Dalam konteks analisis makro ekonomi negara, penyerapan
anggaran merupakan salah satu indikator efisiensi alokasi. Semakin optimal
penyerapan anggaran maka mengindikasikan efisiensi dalam pengalokasian dan
sebaliknya, meskipun bukan satu-satunya ukuran karena masih ada beberapa
indikator lainnya seperti kualitasoutput/outcome,
manfaat program/kegiatan serta nilai tambah atas implementasi program/kegiatan
tersebut. Hingga kini pemerintah masih berkutat di persoalan penyerapan belanja
semata.
Terakumulasinya penyerapan pada triwulan 4 juga
mengindikasikan adanya persoalan, khususnya tekanan dari sisi inflasi
serta potensi mereduksi terjaganya kualitas output/outcome. Jika dikaitkan dengan
fungsi kebijakan fiskal untuk (i) menjaga stabilitas makro dan pertumbuhan
ekonomi, (ii) redistribusi pendapatan dan perlindungan sosial, serta (iii)
penyediaan barang publik dalam rangka pelayanan publik, maka pola penyerapan
yang menumpuk pada akhir tahun menjadi faktor yang kontra produktif terhadap
tujuan menjaga keseimbangan internal. Himbauan untuk tidak melakukan rapat di
hotel serta mengurangi perjalanan dinas yang tidak penting juga perlu
dilanjutkan. APBN jelas mendapatkan keuntungan yang sangat signifikan dari hal
tersebut mengingat dalam struktur belanja barang saja selama 10 tahun terakhir
pertumbuhannya sudah mencapai kisaran 16%, lebih tinggi dibandingkan
pertumbuhan PDB riil. Begitupula belanja perjalanan dinas dan rapat, dimana
komposisinya mencapai 83% dari total belanja.

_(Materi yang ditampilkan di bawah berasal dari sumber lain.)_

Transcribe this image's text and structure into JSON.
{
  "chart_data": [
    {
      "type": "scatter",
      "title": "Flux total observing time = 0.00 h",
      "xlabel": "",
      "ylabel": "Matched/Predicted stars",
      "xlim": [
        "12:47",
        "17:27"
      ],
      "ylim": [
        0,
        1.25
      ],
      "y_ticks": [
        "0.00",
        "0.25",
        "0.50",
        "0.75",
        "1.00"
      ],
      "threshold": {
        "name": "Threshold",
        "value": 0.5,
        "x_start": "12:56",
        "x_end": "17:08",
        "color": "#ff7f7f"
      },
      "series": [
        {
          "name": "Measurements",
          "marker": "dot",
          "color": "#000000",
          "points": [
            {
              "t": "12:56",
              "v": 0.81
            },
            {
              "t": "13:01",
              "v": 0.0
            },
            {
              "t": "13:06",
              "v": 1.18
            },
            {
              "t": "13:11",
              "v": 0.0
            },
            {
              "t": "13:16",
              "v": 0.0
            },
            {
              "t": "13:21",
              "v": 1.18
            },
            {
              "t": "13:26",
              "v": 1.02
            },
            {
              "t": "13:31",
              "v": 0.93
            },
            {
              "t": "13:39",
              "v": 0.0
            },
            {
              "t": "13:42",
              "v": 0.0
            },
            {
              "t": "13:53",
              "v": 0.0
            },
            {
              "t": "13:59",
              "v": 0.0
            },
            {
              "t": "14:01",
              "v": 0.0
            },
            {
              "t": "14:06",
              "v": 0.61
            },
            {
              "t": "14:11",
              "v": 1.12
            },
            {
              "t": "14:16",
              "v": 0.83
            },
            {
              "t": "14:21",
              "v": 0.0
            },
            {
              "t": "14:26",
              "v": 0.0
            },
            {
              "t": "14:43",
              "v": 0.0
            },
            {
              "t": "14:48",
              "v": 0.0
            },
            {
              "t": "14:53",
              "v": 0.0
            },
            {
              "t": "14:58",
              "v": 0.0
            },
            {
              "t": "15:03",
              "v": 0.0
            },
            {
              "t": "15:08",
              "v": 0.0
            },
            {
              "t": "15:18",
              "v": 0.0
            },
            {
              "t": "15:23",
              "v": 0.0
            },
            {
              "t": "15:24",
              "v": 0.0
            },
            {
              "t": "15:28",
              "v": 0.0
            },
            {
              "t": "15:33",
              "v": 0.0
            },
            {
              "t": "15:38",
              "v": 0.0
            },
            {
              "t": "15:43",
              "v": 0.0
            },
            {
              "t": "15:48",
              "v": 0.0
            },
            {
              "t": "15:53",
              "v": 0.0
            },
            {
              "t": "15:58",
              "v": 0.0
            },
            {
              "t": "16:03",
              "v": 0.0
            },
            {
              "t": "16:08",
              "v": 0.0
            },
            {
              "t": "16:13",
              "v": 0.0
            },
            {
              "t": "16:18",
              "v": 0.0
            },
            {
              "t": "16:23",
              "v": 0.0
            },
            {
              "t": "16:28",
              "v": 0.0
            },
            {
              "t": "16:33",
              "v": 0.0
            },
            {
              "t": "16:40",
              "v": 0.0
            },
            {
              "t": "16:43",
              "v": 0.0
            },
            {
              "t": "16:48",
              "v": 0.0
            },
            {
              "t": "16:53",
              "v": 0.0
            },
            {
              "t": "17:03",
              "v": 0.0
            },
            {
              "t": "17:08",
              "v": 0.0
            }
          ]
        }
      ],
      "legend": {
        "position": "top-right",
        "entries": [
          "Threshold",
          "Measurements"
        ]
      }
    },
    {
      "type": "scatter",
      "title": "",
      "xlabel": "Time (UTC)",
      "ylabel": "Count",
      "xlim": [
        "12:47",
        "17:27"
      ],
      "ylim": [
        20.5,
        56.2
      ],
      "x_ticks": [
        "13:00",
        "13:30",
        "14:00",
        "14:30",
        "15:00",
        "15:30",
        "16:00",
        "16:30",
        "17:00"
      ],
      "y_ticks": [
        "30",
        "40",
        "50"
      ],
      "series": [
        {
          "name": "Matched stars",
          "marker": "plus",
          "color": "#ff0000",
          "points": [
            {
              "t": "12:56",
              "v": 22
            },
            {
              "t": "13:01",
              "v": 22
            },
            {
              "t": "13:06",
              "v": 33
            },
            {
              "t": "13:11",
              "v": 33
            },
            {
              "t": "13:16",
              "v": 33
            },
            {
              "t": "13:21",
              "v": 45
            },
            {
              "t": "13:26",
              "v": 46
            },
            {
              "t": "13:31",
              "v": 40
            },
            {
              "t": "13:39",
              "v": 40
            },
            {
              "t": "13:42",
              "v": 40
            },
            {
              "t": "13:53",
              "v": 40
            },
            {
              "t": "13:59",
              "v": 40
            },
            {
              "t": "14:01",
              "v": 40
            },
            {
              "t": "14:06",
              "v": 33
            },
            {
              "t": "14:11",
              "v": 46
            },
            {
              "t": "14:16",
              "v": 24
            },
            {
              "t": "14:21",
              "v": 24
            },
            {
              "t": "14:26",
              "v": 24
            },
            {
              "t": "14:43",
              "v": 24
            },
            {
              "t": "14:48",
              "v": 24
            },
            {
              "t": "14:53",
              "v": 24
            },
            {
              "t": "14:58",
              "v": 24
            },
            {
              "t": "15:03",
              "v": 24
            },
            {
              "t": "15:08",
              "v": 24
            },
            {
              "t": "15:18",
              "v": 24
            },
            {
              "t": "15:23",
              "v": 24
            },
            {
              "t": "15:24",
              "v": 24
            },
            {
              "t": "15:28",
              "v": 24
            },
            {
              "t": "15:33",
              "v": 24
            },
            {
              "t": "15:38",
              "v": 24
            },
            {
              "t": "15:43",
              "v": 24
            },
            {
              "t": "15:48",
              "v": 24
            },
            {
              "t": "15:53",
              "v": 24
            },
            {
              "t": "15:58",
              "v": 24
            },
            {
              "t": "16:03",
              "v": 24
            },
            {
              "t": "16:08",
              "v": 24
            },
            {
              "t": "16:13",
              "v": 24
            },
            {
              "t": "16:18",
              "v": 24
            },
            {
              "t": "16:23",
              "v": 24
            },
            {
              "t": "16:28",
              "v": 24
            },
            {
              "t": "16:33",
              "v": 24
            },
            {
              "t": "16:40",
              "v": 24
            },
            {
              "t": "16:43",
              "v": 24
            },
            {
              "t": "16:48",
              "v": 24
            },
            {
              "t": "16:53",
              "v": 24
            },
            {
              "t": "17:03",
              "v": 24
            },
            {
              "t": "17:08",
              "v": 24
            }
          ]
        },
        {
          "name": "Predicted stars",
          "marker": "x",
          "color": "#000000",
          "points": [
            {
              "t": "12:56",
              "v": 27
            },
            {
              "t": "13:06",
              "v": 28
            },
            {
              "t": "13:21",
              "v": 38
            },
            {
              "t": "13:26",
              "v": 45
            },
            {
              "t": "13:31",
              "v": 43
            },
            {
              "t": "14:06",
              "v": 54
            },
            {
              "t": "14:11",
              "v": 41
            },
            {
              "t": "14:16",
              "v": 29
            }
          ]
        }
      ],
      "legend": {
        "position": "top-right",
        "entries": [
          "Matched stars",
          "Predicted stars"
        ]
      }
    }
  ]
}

Sebagai kesimpulan, percepatan penyerapan anggaran sudah
seharusnya menjadi agenda utama pemerintahan baru. Mengingat, semakin cepat
anggaran terpakai maka kegiatan ekonomi akan semakin cepat berjalan. Namun
kualitas dari belanja tersebut tetap menjadi prinsip yang harus dikedepankan.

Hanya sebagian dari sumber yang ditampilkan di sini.